The Exposure Guide (EG), a brief quality tool measuring therapist behaviors and mechanism,
was developed based on microanalytic coded data showing a strong link between therapist
behavior and patient outcome across three RCTs of exposure therapy in youth. Initial
psychometrics for the EG using these RCT data are promising showing reliability, construct
validity, and predictive validity, and pilot data suggests it may be acceptable and feasible
in a community setting. Building upon these findings, we propose to test this novel measure
of exposure quality, EG, in a community setting including its reliability and validity, its
pragmatism, and which community end-users can become reliable and valid reporters. Therapists
at a large local CMHA (N = 40) treating anxious youth and young adults ages 5-25 (N = 300)

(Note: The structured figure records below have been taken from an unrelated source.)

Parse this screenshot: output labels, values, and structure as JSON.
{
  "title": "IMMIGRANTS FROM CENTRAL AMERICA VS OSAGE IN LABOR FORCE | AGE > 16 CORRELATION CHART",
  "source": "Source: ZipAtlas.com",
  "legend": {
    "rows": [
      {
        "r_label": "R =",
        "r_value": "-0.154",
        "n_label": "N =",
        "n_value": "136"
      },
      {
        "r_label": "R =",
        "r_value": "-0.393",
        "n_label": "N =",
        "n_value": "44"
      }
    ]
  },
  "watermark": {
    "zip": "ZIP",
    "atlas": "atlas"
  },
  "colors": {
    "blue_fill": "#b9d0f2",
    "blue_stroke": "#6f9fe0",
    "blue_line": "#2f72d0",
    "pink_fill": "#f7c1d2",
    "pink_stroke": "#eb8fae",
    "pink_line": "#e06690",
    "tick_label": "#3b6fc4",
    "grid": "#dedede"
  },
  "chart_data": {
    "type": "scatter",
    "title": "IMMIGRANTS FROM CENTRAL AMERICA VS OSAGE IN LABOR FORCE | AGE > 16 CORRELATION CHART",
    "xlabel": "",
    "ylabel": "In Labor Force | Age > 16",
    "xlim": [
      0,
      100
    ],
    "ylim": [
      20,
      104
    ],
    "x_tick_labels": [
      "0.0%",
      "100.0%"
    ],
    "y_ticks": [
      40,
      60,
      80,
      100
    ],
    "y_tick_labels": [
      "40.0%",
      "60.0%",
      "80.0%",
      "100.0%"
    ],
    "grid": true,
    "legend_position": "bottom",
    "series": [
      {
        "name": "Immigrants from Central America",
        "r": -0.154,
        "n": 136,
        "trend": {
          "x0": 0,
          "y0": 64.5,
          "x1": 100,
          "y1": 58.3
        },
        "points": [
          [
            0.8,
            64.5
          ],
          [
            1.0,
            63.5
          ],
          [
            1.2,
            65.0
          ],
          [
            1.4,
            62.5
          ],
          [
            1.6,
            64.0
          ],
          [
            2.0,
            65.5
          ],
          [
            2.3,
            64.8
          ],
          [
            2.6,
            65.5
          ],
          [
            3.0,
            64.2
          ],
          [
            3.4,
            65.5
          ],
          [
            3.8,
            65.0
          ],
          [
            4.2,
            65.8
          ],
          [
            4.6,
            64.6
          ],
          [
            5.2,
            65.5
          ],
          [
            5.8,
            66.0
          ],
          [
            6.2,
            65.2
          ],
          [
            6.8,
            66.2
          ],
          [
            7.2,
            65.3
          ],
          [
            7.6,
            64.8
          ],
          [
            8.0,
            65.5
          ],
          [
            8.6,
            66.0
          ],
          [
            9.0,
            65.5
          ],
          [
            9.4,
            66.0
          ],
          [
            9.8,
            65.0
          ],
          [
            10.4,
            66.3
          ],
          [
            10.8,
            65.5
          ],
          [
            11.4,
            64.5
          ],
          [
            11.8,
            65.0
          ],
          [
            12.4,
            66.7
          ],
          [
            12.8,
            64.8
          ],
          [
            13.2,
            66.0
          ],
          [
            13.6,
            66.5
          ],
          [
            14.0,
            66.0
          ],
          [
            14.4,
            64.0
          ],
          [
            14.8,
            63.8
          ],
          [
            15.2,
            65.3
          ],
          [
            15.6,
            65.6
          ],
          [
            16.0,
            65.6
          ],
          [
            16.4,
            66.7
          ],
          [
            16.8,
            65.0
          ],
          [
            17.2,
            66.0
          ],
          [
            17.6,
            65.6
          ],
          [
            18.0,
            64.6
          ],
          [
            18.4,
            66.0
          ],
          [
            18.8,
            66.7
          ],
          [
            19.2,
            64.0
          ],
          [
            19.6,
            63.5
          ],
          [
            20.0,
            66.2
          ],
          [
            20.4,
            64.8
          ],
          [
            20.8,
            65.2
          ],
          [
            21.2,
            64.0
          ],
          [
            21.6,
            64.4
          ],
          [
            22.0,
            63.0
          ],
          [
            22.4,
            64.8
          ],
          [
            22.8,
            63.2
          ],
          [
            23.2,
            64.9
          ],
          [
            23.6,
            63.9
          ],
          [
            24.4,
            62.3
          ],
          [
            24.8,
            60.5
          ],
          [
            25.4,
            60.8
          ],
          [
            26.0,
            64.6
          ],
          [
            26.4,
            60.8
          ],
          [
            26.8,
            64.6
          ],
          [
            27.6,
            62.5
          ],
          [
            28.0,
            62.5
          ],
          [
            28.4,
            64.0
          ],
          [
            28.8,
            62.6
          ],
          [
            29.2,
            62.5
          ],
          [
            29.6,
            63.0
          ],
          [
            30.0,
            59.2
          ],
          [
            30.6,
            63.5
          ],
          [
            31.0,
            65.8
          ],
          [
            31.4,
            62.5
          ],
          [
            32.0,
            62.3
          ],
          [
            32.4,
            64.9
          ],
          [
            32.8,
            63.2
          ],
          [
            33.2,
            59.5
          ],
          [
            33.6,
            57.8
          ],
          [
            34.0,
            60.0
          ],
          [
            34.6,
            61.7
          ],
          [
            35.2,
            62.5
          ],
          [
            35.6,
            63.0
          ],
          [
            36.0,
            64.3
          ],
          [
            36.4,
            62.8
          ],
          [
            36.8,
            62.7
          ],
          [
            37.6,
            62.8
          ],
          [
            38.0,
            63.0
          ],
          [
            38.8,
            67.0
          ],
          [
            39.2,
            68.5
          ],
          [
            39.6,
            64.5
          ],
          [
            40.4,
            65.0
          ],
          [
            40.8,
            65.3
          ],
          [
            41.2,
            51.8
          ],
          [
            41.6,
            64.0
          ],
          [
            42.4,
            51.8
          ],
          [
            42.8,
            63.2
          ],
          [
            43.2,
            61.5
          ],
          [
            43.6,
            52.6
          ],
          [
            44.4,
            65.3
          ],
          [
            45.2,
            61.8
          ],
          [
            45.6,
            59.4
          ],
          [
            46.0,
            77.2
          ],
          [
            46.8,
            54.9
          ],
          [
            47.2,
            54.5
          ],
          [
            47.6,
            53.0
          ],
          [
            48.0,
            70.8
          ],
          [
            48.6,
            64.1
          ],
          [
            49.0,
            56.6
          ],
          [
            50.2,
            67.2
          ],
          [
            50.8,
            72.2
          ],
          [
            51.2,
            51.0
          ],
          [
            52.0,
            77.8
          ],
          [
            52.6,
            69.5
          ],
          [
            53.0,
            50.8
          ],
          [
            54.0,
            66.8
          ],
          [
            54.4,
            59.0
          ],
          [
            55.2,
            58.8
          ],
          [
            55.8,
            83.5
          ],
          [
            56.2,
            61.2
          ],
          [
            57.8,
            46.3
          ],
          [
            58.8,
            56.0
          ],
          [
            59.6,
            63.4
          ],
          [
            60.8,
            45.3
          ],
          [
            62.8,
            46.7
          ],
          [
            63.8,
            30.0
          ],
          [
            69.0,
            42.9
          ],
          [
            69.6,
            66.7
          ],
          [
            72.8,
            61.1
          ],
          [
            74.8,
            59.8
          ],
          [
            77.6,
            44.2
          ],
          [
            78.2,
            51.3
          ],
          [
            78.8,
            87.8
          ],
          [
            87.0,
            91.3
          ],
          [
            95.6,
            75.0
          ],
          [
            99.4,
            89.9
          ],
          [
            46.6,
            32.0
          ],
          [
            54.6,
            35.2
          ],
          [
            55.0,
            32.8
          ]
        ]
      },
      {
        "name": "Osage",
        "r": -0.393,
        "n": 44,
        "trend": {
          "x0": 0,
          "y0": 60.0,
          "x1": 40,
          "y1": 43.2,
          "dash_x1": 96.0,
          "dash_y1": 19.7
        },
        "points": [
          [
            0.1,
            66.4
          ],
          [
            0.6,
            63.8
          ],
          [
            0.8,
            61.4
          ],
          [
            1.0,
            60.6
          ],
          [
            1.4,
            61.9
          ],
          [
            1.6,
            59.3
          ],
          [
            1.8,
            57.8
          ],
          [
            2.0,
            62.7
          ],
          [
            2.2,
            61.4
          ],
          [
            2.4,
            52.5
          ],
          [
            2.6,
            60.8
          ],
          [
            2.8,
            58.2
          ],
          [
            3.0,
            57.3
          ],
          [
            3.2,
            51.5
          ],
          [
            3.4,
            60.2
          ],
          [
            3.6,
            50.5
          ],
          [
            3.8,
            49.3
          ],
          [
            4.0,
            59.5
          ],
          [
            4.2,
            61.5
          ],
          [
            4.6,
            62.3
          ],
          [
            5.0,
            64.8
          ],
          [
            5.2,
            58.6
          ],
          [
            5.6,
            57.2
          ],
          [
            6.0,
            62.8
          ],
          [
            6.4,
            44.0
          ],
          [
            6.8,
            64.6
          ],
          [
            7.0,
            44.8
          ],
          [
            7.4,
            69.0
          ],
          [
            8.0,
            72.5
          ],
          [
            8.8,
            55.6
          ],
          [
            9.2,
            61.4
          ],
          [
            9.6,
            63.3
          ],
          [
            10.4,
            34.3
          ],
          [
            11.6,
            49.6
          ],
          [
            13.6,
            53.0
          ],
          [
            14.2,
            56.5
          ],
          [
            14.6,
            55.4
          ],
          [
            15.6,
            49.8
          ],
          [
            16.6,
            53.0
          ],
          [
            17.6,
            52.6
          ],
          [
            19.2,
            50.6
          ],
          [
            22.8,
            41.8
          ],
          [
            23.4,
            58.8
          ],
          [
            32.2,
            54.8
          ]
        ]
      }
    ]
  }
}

will participate in this study. The EG will be completed by 1) agency supervisors monthly, 2)
therapists per session, 3) patient/families per session, and 4) study raters per session.
Results from this study will establish an innovative model for measuring therapeutic elements
that trigger mechanism of change in real-world therapy as well as inform future use of EG as
a training tool to improve exposure quality in community settings.